Barbara nodded. "My dad taught me. We did everything. Engine, Transmission, Brakes and suspension. He had an ex-con who was going straight do the upholstery and the paint job. Then my dad gave him a reference so he could get a real job. They still keep in touch."

"That was nice of him," Meg answered. She tried to picture a fifteen or sixteen year old Barbara Gordon working on a car engine, her hands covered in grease and grime.
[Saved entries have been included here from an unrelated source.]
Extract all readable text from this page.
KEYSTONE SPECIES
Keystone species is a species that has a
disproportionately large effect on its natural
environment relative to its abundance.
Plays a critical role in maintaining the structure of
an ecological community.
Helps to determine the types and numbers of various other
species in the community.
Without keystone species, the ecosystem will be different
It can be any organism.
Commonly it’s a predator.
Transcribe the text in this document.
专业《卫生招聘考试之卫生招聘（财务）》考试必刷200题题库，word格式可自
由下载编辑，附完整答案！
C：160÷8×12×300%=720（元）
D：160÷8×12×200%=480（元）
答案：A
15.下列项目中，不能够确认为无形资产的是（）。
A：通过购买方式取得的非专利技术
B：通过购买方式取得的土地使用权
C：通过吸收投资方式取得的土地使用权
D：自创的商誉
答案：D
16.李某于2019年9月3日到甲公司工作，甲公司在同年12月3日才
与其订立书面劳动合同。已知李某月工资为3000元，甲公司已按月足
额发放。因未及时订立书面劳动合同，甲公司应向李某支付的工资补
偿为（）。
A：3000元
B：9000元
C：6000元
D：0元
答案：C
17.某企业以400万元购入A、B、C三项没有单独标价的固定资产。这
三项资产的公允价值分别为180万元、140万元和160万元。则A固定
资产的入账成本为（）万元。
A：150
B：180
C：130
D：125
"That's how he is. It's his way of giving back. He's not rich like Kate's father. You'd laugh out loud if you heard what he gets paid. It a joke. He doesn't have any high end connections. But he knows people, and he uses the network he has to help someone when he can. Like Marco."

"Marco was the guy who did your car?"

"Yup. He has an auto body shop in Garfield Ridge now. Him and his brother. You walk into his office there and you'll see a picture of the three of us standing next to my newly painted Land Rover."

Meg glanced at Barbara. "What color did you paint it?"

"Baby blue. It was the original color, as close as we could get to it."

"I would like to see that picture sometime," Meg said as her face broke into a smile.

Barbara Gordon repaid the dark haired beauty's smile with one just as radiant. "We'll have to arrange a field trip then."